A federal judge in Texas ruled the Indian Child Welfare Act was unconstitutional in early October – something that’s never happened since the law was enacted in 1978. Court appeals were immediately filed in response.
The ICWA was designed to prevent the separation of Native children from their parents and extended families by state child welfare and private adoption agencies.
Since the October ruling, Indian Country has kept close tabs on developments regarding the ICWA. Some of what has unfolded has been encouraging, although experts say the situation is still far from resolved.
In early December, the U.S. Fifth Circuit Court of Appeals granted a stay on the ruling by U.S. District Judge Reed O’Connor of the Northern District of Texas. The stay means the ICWA is still the law of the land in all 50 states pending appeal.
“The critical work between states and tribes to apply the gold standard in child welfare by keeping Indian children with their family and community will continue,” a joint statement released by five national Native American organizations stated soon after the stay was granted.
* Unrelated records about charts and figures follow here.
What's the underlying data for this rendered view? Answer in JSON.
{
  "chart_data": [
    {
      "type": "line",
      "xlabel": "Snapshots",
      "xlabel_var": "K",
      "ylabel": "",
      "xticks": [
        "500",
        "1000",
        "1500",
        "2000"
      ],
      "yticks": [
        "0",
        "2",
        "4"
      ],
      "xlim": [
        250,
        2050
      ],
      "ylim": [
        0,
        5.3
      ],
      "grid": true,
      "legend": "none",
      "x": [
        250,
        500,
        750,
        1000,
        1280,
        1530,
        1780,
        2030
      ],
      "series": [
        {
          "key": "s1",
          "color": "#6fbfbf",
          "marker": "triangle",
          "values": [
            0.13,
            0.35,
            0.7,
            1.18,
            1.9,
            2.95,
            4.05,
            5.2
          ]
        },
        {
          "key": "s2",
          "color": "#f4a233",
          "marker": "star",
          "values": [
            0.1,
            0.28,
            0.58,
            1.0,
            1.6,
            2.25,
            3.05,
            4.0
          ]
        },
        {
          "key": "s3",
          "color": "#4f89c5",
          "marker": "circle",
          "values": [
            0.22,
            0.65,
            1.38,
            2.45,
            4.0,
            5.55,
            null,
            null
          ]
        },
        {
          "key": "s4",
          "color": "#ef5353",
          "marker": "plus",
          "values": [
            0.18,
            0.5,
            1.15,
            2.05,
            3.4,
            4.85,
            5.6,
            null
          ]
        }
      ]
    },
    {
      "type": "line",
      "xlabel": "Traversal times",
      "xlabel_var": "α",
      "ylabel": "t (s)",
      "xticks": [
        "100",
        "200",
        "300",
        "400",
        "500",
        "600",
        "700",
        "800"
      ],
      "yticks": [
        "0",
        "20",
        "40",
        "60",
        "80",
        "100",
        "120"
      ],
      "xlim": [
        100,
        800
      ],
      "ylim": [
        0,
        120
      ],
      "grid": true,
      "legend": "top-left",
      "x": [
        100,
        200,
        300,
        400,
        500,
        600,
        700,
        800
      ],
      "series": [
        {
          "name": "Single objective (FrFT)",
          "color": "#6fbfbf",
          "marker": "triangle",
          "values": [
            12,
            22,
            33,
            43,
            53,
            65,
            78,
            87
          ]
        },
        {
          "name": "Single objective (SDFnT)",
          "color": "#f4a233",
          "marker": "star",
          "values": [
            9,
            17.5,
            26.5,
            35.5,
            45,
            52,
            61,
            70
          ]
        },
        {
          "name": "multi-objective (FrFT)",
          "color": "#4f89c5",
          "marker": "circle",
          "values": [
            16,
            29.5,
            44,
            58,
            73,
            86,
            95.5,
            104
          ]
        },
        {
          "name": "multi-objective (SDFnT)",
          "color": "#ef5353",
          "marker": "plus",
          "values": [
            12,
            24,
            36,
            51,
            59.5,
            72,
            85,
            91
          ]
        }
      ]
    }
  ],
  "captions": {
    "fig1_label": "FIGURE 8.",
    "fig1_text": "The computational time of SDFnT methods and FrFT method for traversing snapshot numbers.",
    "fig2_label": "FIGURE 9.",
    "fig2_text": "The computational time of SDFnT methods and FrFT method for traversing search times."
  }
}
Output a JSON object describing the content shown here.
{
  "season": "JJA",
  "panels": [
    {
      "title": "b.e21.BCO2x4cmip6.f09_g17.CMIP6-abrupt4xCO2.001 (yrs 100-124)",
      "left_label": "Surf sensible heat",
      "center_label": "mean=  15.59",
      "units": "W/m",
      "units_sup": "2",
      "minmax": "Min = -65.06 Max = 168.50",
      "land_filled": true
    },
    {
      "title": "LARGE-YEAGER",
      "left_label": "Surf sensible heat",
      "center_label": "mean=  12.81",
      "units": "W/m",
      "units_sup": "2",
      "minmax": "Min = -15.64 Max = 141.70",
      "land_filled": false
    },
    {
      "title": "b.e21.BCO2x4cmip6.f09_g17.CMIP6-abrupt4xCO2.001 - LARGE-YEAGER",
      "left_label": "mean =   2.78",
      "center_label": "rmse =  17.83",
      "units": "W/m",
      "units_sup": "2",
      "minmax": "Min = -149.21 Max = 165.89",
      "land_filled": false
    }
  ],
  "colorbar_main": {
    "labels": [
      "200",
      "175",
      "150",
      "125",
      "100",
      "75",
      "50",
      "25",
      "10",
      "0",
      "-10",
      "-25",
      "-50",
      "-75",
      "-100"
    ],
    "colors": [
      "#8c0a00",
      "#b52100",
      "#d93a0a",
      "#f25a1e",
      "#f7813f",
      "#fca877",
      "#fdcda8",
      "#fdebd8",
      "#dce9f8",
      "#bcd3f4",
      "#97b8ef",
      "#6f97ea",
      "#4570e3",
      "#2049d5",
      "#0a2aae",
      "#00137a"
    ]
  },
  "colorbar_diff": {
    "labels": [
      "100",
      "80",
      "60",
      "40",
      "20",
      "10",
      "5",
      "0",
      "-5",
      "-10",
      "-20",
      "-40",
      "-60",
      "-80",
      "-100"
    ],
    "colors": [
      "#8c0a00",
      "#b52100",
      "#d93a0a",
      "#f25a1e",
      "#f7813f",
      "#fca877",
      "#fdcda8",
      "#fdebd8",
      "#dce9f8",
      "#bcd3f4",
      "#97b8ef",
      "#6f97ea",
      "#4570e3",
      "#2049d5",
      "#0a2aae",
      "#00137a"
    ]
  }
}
O’Connor’s ruling argued that the ICWA “illegally gives Native American families preferential treatment in adoption proceedings for Native American children based on race.” He found that the law was in violation of the Fifth Amendment’s equal protection guarantee in the U.S. Constitution.
The Brackeen vs. Zinke case was brought by a Texas couple who sought to adopt a Native American baby – one whose biological parents were from the Cherokee and Navajo tribes. The couple fostered the baby from the time he was 10 months old to age two.
The couple initially sought to adopt the male child with the support of the baby’s biological parents. But a family court in Texas prevented the plans, blocking the adoption on the grounds of the ICWA. The couple sued a year ago and were joined in the suit by the states of Texas, Louisiana and Indiana.
The Cherokee Nation and several others intervened as defendants.
While the ICWA does not bar non-Native families from adopting or fostering Native American children outright, in order for a non-Native family to succeed, they have to show “good cause” that the child can’t or shouldn’t be adopted by other Native Americans – a main hurdle for the parents in this case, experts have said.
“The Fifth Circuit made the right decision. ICWA is not some new, unimplemented statute that can be set aside without repercussions. It is an Act of Congress, 40 years tried and true that is intricately woven into state and tribal child welfare systems,” said a statement by Native American Rights Fund staff attorney Dan Lewerenz of the Iowa Tribe of Kansas and Nebraska.
“Its unraveling would have had serious and harmful effects on dozens, if not hundreds, of Native children. We’re glad that the Fifth Circuit recognizes that,” he said.
NARF was one of the groups issuing statements supporting the stay that was granted.
“The ICWA is a great success we achieved in our past and it’s under attack,” said National Congress of American Indians President Jefferson Keel at the group’s annual conference in late October. “We are in a war. We’ve been in one since 1492. We need allies on both sides of the aisle. With this administration, we are in a war,” he said.
Keel was referencing President Donald J. Trump and what he and others see as an overall lack of support for Native Americans by his administration.
Meanwhile, some experts believe the case could eventually make its way to the U.S. Supreme Court.